On 6/02/10 12:48 AM, "Herbert J. Bernstein" <yaya@bernstein-plus-sons.com>

> The real issue here is the data model that we are supporting -- databases
> or something with tighter control over internals.  Especially after the
> discussions at the ESRF HDF5 hyperspectral data workshop last month, I am
> increasingly convinced that it is a serious mistake to move away from
> the database model.  While tighter control over internals is tempting, in
> the end, as we move more into multithreaded, multiprocessor multiwriter
> applications, the greater the performance penalty we will pay for
> over-specifying the internal representation of a CIF, especially in ways
> that deviate from the relational model.

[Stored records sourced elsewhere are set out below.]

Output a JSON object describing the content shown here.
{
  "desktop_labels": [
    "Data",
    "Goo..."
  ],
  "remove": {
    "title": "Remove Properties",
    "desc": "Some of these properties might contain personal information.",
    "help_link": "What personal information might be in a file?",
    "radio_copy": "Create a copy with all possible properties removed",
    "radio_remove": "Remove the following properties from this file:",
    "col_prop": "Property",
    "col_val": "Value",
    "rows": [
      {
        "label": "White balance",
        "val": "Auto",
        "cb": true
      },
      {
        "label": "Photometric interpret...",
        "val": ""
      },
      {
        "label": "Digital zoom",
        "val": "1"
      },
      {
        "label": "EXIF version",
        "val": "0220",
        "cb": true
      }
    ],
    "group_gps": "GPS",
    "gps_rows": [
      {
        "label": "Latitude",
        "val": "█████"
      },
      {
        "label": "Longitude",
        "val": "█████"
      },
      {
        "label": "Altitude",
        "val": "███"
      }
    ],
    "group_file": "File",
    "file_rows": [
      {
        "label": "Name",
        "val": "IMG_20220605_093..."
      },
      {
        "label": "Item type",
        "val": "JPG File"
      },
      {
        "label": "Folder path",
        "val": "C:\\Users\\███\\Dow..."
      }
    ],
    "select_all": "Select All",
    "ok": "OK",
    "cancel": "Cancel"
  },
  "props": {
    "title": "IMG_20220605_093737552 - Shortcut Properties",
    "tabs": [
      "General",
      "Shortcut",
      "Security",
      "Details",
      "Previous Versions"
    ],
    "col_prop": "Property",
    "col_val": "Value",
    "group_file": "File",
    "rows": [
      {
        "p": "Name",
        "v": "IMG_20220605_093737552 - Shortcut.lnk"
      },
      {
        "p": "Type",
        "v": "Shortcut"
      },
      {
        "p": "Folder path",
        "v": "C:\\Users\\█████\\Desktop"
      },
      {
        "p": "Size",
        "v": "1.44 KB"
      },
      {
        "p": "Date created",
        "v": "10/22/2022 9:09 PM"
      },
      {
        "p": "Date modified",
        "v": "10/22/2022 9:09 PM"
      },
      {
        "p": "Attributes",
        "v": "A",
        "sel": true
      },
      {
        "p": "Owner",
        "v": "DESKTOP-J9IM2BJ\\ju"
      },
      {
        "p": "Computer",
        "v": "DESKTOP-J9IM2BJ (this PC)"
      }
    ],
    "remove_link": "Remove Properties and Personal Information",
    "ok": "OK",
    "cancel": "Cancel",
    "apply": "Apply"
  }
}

I agree that in essence we are enshrining a database model in what we do.
Though I am not keen that the only model we consider is the relational
model. Though the current form of CIF maps easily in to the relation model
it is not required to. But I agree having database model(s) in mind with
what we do is essential.
> Nothing is gained for users in making a mandatory distinction between
> single row loops and the same tags with individual values.  I propose
> that CIF2 adopt the DDL2 mmCIF approach of treating them as equivalent.
> Joe is right that having the distinction in the DDL then forces all
> parsers to refer to the dictionary to be able to make this pointless
> distinction.

But in most databases you define the schema (attribute ordering and type
etc) and then load multiple records. Yes you can update and insert one at a
time where you have a flattening of the loop, but that is more with updating
and changing. I can see a lot of application level software that would
handle individual rows in this way, but CIF is meant to be an archiving
formalism and to that extent I think it is more helpful to (at  least in
archiving) maintain a clear consistency between the schema (DDL) and the
data file.